In North America, San Sebastian holds the greatest fame in the Basque region of Spain and France. In Europe, however, the sea-side resort of St. Jean De Luz is regularly frequented. Whereas San Sebastian excels at food, St. Jean De Luz is the clear winner for wine (while also being no slouch for food given its small size). The wines of French Basque hold far greater interest and complexity than many realize and deserve greater attention. Sadly, few examples reach our shores.
Irouléguy is France’s southernmost wine region and many may find familiarity with less than stellar reds made by uninspiring co-ops that often give the region an unfair reputation. It is quintessentially basque, being in the heart of Basque country on the French side. A good producer, however, can show the potential of the region, particularly for the whites. The white grapes are the Gros and Petit Mansangs and Petit Courbu, just as in Jurancon. The delineation and profile of these grapes vary significantly from the luscious whites of Jurancon – instead offering more minerality and requiring more age to fully open.
The leading producer Arretxea’s white wines are the quintessential example of the potential of the region’s whites. The 2016 Hegoxuri that I tasted was distinctly a terroir wine requiring at least mid-term ageing and it is focused more on minerality and elegance than opulence and fruit. As such, the 2016 I tasted need a long exposure to oxygen before finally opening, but it is an impressive, intellectual, and collectable wine. It pairs well with simpler more austere preparations of seafood and fish – and finds a happy place alongside the St. Jean De Luz restaurant Kaiku’s menu. The winery itself is quite young, being founded in the late 1980’s by two Alsatians. It is now farmed biodynamically (having moved off of organic farming) Excellent. (Imported into the US by Kermit Lynch)
While renowned for its sweet wines, the white Jurancon Sec can be profoundly delicious and compelling. The best examples don’t exceed 30 euros and most very good wines are 15-25 euros. The permitted grapes are Gros and Petit Mansang. Camaralet, Lauzet, and Courbu. You can expect a bolder fruit profile compared to the minerally and citrus driven Irouleguy whites, with pineapple, white peach, and truffles.

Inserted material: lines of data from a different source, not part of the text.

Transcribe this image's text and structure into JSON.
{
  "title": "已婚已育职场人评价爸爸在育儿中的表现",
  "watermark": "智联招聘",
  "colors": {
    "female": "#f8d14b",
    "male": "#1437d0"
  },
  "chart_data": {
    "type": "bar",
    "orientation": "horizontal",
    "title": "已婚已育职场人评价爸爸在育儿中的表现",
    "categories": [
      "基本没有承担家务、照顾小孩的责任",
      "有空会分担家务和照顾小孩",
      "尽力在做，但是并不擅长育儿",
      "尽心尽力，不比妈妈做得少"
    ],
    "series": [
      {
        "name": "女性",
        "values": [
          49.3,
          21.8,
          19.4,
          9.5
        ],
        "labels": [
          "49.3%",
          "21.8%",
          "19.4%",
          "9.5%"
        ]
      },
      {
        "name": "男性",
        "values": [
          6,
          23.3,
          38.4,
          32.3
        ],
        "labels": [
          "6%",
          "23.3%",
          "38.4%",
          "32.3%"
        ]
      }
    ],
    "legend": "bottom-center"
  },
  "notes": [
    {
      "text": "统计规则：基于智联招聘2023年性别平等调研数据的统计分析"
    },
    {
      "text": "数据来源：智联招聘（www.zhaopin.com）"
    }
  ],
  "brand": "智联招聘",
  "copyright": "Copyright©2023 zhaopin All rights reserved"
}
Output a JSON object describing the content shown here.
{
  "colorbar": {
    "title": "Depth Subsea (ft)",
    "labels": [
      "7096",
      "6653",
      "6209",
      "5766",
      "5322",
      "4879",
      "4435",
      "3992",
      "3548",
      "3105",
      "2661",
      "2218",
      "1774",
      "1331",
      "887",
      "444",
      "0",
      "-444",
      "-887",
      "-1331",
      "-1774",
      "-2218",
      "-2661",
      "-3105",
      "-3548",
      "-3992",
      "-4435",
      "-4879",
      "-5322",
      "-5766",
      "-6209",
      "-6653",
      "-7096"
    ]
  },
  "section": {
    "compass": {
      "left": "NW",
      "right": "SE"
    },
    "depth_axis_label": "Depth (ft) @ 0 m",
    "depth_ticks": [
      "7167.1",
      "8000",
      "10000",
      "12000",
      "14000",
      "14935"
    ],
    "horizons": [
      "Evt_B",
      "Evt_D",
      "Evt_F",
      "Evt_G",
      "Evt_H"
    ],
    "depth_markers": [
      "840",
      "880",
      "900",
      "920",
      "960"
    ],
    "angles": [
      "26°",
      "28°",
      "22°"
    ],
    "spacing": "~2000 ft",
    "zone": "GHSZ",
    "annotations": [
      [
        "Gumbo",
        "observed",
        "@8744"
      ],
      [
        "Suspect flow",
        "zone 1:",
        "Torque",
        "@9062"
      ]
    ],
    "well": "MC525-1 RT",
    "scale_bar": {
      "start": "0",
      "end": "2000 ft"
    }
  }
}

These wines fare incredibly well with seafood and vegetables and would be perfect wines for much Pacific Northwest cuisine.
The Jurancon is located a few dozen kilometres east of St. Jean De Luz, with the Pyrenees on its eastern flank and the Atlantic air flowing in from the west. About 1,000 hectares are under vine and the region has approximately 500 growers and 100 bottlers/producers. Jurancon Sec was created in 1975 in a region traditionally known for its sweet wines.

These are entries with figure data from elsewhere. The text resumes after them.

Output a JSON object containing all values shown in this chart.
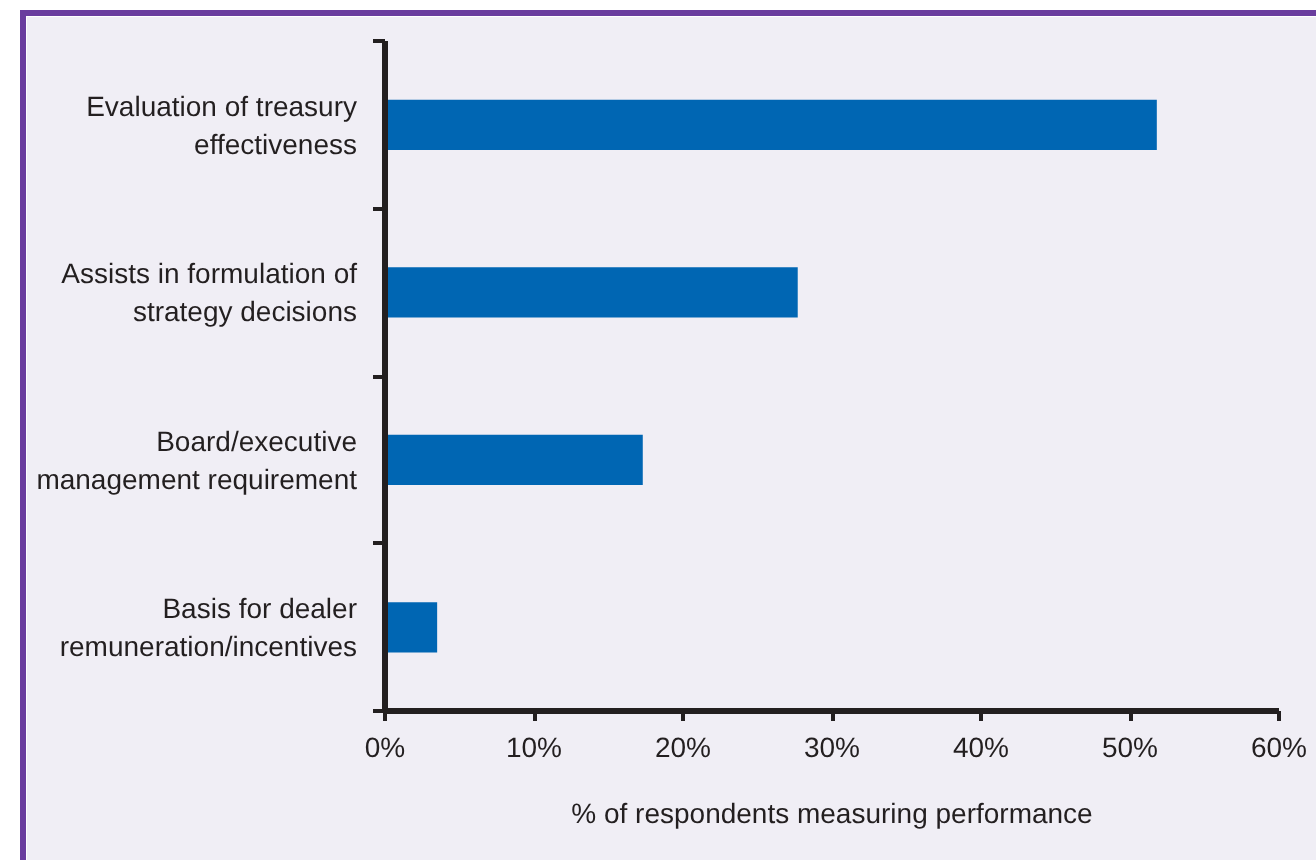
{
  "chart_data": {
    "type": "bar",
    "orientation": "horizontal",
    "categories": [
      "Evaluation of treasury\neffectiveness",
      "Assists in formulation of\nstrategy decisions",
      "Board/executive\nmanagement requirement",
      "Basis for dealer\nremuneration/incentives"
    ],
    "values": [
      51.8,
      27.7,
      17.3,
      3.5
    ],
    "color": "#0066b3",
    "xlabel": "% of respondents measuring performance",
    "xlim": [
      0,
      60
    ],
    "xticks": [
      {
        "value": 0,
        "label": "0%"
      },
      {
        "value": 10,
        "label": "10%"
      },
      {
        "value": 20,
        "label": "20%"
      },
      {
        "value": 30,
        "label": "30%"
      },
      {
        "value": 40,
        "label": "40%"
      },
      {
        "value": 50,
        "label": "50%"
      },
      {
        "value": 60,
        "label": "60%"
      }
    ],
    "grid": false
  }
}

I tasted two great examples on my trip. First, Domaine Cauhapé’s “Geyser” 2016 was hugely concentrated and boisterous with big pineapple and spice flavours. Easy to drink on its own, or not. Cauhapé is often considered the benchmark estate for Jurancon. Their vines are planted on clay, sand, and stone, and the Geyser bottling is a blend of all five permitted varieties. Very Good+. (Imported into the US by Skurnik)
My personal favourite was the Camin Larredya “La Virada” 2016, tasted at the fantastic Restaurant L’Ocean, which showed finesse and elegance and greater balance than the Cauahpé. It remained more on the white peach side, with less pineapple and tropics. There was a touch of truffle, which I was told by our sommelier increases with age. Larredya is an extremely tiny producer not currently exported to North America that is making wines of the highest quality that in my view are among the best in the appellation. The vines are about 40 years old here and the majority are Gros and Petit Manseng with a tiny percentage of Courbu. The La Virada cuvee is the producer’s best dry white and comes from three small parcels planted on the combes of the vineyard (which is planted in an natural amphitheatre). Soils are clay and siliceux. This producer is biodynamic. Excellent.